- The Washington Times - Monday, November 27, 2000

When Rep. Bruce F. Vento died last month, environmentalists lost a key ally, and they fretted about who in the House would carry on his legacy of conservation.
The answer may come from the same family that produced Mr. Vento's environmental mentor.
A generation ago, when Mr. Vento was a freshman Democrat from Minnesota, he followed the lead of Rep. Morris K. "Mo" Udall, chairman of the House Interior Committee. Mr. Vento went on to become a leader in his own right, shepherding hundreds of environmental protection measures through the House.
Now that Mr. Vento is gone, some in the environmental community are looking to Mr. Udall's son and nephew, both of whom have strong environmentalist backgrounds and won second terms this month, to carry on Mr. Vento's work.
"There is a generational connection from Mo to the next generation of Udalls, and in a way Bruce is kind of the link between the two," Interior Secretary Bruce Babbitt said.
Mo Udall, an Arizona Democrat who served from 1961-91 and ran unsuccessfully for president in 1976, was a forceful voice on environmental issues, helping to protect millions of acres of wilderness from development. He died in 1998.
"He was the one House member who Bruce has consistently quoted," said Larry Romans, Mr. Vento's longtime chief of staff. "He was someone that Bruce loved and respected. He felt very good when Mo's son and nephew were elected and went out of his way to work with them on the Resources Committee because he felt they would carry on the tradition."
Mr. Udall's son Mark, Colorado Democrat, and nephew Tom, New Mexico Democrat, served with Mr. Vento on the Resources Committee's subcommittee on national parks and public lands. Tom Udall is the son of Stewart Udall, who was a congressman before he became President Kennedy's interior secretary in 1961.
"The Udall cousins are the ones that we'll be looking to," said Bill Meadows, president of the Wilderness Society. "Neither has the experience or the time in Congress that Bruce had, but both are extraordinary leaders, and, in the short time they've been in Congress, they've demonstrated a real interest in conservation."
David Conrad, a water resources specialist with the National Wildlife Federation, said that, while the Udalls "have run on their family's heritage of dedication to the nation's public land," it will be a while before either matches Mr. Vento's level of activity.
The Udall cousins agreed it will take time for them to have the same kind of influence as Mr. Vento.
"In my office, I have a pair of size-15 Nikes that belonged to my dad," said Mark Udall, 50, who wears size 11. "It's probably impossible to fill my father's shoes, and the same thing applies to Bruce. I'm a junior member of the House, so it will take a number of us to pick up and shoulder the load that Bruce was carrying."

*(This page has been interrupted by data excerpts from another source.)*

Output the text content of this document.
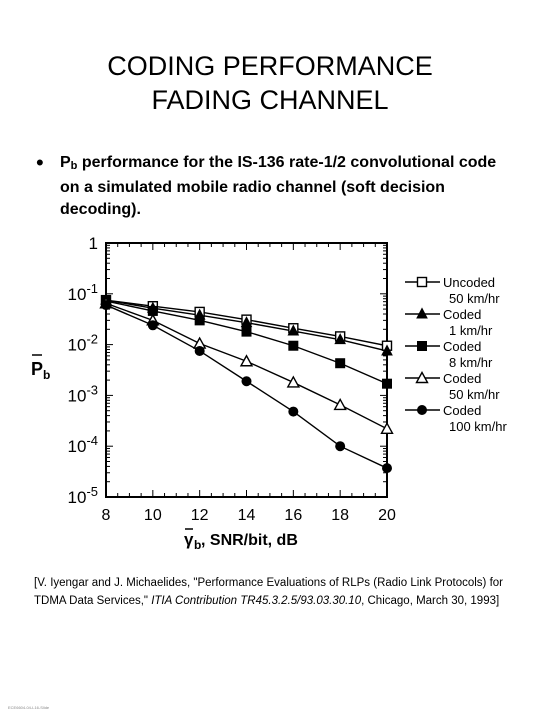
CODING PERFORMANCE
FADING CHANNEL
• Pb performance for the IS-136 rate-1/2 convolutional code on a simulated mobile radio channel (soft decision decoding).
1
$10^{-1}$
$10^{-2}$
$10^{-3}$
$10^{-4}$
$10^{-5}$
8 10 12 14 16 18 20
Uncoded
50 km/hr
Coded
1 km/hr
Coded
8 km/hr
Coded
50 km/hr
Coded
100 km/hr
P b
γ b , SNR/bit, dB
[V. Iyengar and J. Michaelides, "Performance Evaluations of RLPs (Radio Link Protocols) for TDMA Data Services," ITIA Contribution TR45.3.2.5/93.03.30.10, Chicago, March 30, 1993]
ECE6604-04-L16-Slide
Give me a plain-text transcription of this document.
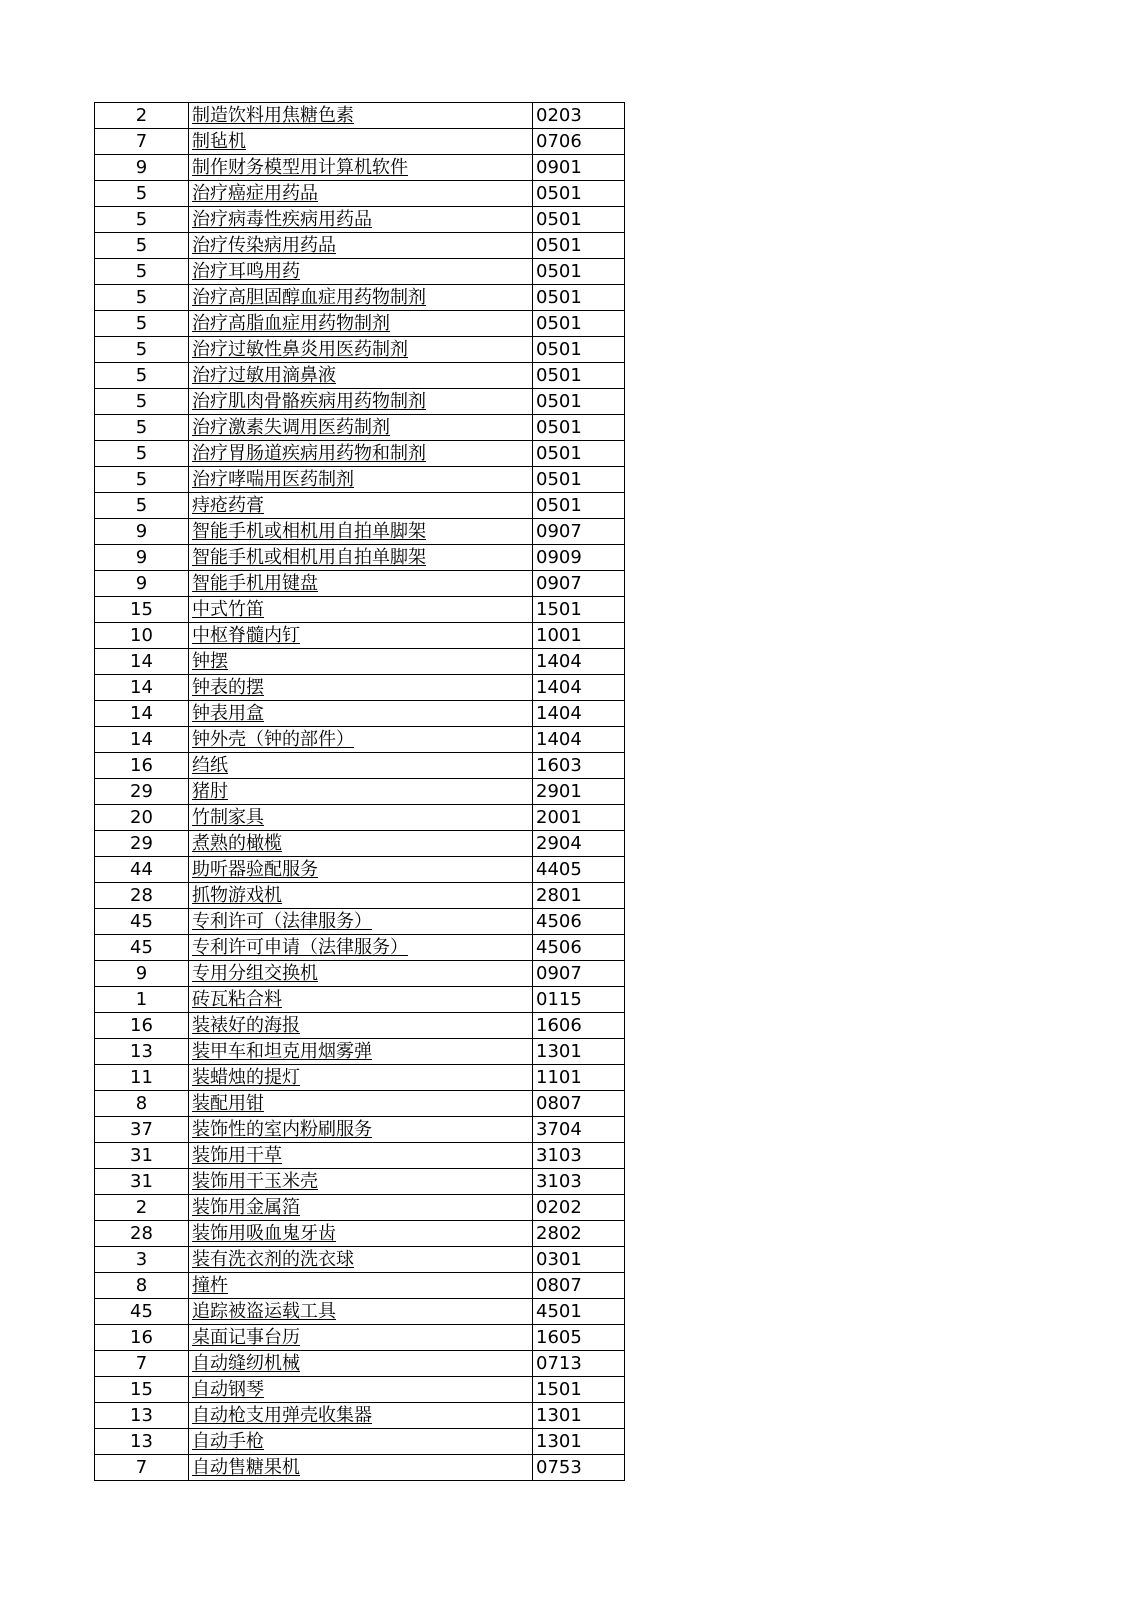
2	制造饮料用焦糖色素	0203
7	制毡机	0706
9	制作财务模型用计算机软件	0901
5	治疗癌症用药品	0501
5	治疗病毒性疾病用药品	0501
5	治疗传染病用药品	0501
5	治疗耳鸣用药	0501
5	治疗高胆固醇血症用药物制剂	0501
5	治疗高脂血症用药物制剂	0501
5	治疗过敏性鼻炎用医药制剂	0501
5	治疗过敏用滴鼻液	0501
5	治疗肌肉骨骼疾病用药物制剂	0501
5	治疗激素失调用医药制剂	0501
5	治疗胃肠道疾病用药物和制剂	0501
5	治疗哮喘用医药制剂	0501
5	痔疮药膏	0501
9	智能手机或相机用自拍单脚架	0907
9	智能手机或相机用自拍单脚架	0909
9	智能手机用键盘	0907
15	中式竹笛	1501
10	中枢脊髓内钉	1001
14	钟摆	1404
14	钟表的摆	1404
14	钟表用盒	1404
14	钟外壳（钟的部件）	1404
16	绉纸	1603
29	猪肘	2901
20	竹制家具	2001
29	煮熟的橄榄	2904
44	助听器验配服务	4405
28	抓物游戏机	2801
45	专利许可（法律服务）	4506
45	专利许可申请（法律服务）	4506
9	专用分组交换机	0907
1	砖瓦粘合料	0115
16	装裱好的海报	1606
13	装甲车和坦克用烟雾弹	1301
11	装蜡烛的提灯	1101
8	装配用钳	0807
37	装饰性的室内粉刷服务	3704
31	装饰用干草	3103
31	装饰用干玉米壳	3103
2	装饰用金属箔	0202
28	装饰用吸血鬼牙齿	2802
3	装有洗衣剂的洗衣球	0301
8	撞杵	0807
45	追踪被盗运载工具	4501
16	桌面记事台历	1605
7	自动缝纫机械	0713
15	自动钢琴	1501
13	自动枪支用弹壳收集器	1301
13	自动手枪	1301
7	自动售糖果机	0753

Mark Udall said Mr. Vento taught him "to stand your ground, to disagree on the issues without being disagreeable."
"Bruce got very passionate, but it never became personal. He also marshaled his facts very well," Mark Udall said.
Mr. Vento's environmental priorities included money for national parks, banning oil drilling on the coastal plain of the Arctic National Wildlife Refuge, and preserving tropical rain forests. He also took an interest in homeless issues.
It isn't just the family tradition that makes the Udalls good candidates to carry on Mr. Vento's work, Mr. Babbitt said. Both also share Mr. Vento's personal connection to the environment Mr. Vento was a science teacher who spent lots of time in parks.
Mark Udall directed the Colorado Outward Bound School before being elected to Congress, while Tom Udall worked on several environmental organizations in New Mexico.
Since they've joined Congress, Mark Udall has focused on growth and urban sprawl, wilderness protection and reducing the threat of forest fires. Tom Udall worked to win passage this year for the Conservation and Restoration Act and funding for preserving the 95,000-acre Baca Ranch, and has opposed the Snake River dams in the Northwest.
Tom Udall, 52, recalled working with Mr. Vento on the Conservation and Restoration Act, which sets aside federal money to buy public lands to create new urban parks, protect wildlife and restore eroded beaches.
"It's probably the last big national piece of legislation that he really put his heart into," Tom Udall said. "In that process, I saw how good he was at defusing conflicts and helping people reach consensus."